O motoboy afirma que sua situação nas abordagens fica ainda pior quando ele explica que já respondeu criminalmente. Mesmo que tenha sido por um caso que aconteceu há 13 anos, e já está tudo resolvido, os policiais começam a tratar com truculência, mesmo quando o início da abordagem tenha sido respeitosa. “Também tem a questão da cor, porque sou negro”, conta. 

Ainda com relação à Operação Sufoco, Charada acredita que “os criminosos estão dando risada, porque nenhum ladrão está saindo de motoboy para roubar por saber que tem a operação, então claramente não está rendendo nenhum resultado para a população, somente oprimindo os trabalhadores”.  

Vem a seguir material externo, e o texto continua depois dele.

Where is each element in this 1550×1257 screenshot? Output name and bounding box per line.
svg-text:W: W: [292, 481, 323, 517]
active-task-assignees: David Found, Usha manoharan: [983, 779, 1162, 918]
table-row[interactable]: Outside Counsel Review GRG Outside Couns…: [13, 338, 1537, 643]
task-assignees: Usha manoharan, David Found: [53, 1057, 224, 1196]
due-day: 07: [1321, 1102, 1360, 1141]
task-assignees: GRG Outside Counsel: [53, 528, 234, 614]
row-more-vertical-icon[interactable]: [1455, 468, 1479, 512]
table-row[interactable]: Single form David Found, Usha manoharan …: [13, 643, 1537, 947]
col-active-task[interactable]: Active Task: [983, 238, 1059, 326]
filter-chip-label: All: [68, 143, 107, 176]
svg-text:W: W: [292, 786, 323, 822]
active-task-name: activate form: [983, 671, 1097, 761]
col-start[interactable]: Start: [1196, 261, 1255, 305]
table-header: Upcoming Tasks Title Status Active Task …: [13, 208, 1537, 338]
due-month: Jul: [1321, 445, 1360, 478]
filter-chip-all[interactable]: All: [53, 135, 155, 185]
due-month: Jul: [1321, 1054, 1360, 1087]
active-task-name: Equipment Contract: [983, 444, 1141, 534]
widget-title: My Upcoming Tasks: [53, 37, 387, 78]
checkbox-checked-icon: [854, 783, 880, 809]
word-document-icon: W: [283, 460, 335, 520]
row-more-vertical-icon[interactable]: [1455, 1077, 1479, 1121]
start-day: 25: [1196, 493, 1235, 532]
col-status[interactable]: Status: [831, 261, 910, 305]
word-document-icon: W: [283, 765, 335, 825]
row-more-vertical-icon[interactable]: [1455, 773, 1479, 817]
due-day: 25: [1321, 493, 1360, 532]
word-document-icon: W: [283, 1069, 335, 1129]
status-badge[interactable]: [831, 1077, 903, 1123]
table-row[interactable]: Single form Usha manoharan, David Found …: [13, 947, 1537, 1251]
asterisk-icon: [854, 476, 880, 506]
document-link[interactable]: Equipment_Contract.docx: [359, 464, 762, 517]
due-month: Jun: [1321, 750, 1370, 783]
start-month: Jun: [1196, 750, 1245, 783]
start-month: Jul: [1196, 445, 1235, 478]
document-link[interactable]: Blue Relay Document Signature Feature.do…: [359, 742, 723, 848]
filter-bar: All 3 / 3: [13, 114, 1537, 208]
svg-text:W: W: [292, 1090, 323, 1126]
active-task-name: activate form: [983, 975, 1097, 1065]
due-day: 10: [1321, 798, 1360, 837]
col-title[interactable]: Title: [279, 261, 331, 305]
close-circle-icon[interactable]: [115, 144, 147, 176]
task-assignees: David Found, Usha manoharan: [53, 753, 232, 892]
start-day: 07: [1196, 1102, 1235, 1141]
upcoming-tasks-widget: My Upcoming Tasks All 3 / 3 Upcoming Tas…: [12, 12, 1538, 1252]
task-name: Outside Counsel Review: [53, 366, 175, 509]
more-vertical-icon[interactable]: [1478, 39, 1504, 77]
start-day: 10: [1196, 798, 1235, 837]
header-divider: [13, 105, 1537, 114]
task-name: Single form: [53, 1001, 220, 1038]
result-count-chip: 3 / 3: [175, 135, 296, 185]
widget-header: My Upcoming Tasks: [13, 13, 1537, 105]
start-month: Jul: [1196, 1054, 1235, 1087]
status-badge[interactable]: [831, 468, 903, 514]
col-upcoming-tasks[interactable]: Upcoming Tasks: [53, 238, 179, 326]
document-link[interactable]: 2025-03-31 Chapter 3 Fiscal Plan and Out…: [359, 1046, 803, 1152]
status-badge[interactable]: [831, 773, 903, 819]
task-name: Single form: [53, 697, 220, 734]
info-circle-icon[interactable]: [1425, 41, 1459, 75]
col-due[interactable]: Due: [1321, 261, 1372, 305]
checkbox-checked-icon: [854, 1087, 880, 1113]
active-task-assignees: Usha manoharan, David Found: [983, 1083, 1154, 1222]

O motoboy Gerônimo Lima Gusmão, de 30 anos, também afirma que “a Operação Sufoco vai contra motoboys que estão trabalhando e às vezes tem alguma avaria na moto”. Nesse sentido, os motoboys afirmam que a Polícia Militar também não respeita a Lei 14.229, de 2021, que diz que os veículos parados em blitz não precisam ser apreendidos e guinchados quando não oferecerem riscos para circulação. O motorista tem até 15 dias para regularizar as condições do veículo. 

“Estou na rua com a minha motinha e as operações fazem de tudo para apreender minha moto e prender os motoboys. A impresão que dá é que querem apenas perseguir uma categoria. Se é uma pessoa que não tem uma boa mentalidade, vai roubar mesmo, porque o único trabalho digno que tem é atacado”, diz Gerônimo, que trabalha na zona leste paulistana. 

O motoboy destaca ainda que a Operação Sufoco é “tola”, e acredita que o governo cedeu a uma pressão de forma não inteligente. “Aumentou a abordagem com trabalhador, mas o crime não diminuiu. Então fica só a rivalidade de motoboy contra a polícia. Afinal, o que a polícia quer: tirar os motoboys das ruas?”, questiona. 

O motoboy André Luiz, de 35 anos, afirma que na região de Pinheiros, na zona oeste de São Paulo, a intensificação nas abordagens contra motoboys não acontece apenas em blitz. “Aqui, a [está] gente parado e a polícia vem abordar. Algumas vezes chegam esculachando, outras vem mais respeitosamente”. O motoboy afirma que a região concentra um grande número de entregadores que trabalham com aplicativo ligado, e “dificilmente passam um dia sem ser abordados”. 

Outro problema da operação, segundo os motoboys, é que quando acontece uma abordagem, ficam parados por muito tempo mesmo quando estão em meio a uma corrida de entrega. “Já aconteceu de ficar mais de uma hora na blitz com a entrega na mochila. Aí o entregador acaba sendo bloqueado no aplicativo, porque não pode sequer responder ao cliente, pois a polícia não deixa usar o celular. O cliente, então, começa achar que o motoboy roubou o pedido ou está fazendo alguma coisa errada, e acaba o entregador sendo bloqueado.” 

Outro lado 

De acordo com o balanço da Secretaria de Segurança Pública do Estado de São Paulo publicado neste sábado (28), “a Operação Sufoco já deteve mais de 2,8 mil pessoas e vistoriou cerca de 172,3 mil veículos, sendo 61,6 mil motocicletas. Foram apreendidos 7,1 mil automóveis, sendo 3,2 mil motos, e recuperados um total de 427 veículos que haviam sido roubados ou furtados”. 

A Ponte também questionou a pasta, que tem o general João Camilo Pires de Campos à frente, e a Polícia Militar, comandada pelo coronel Ronaldo Vieira, mas não houve retorno até a publicação desta reportagem.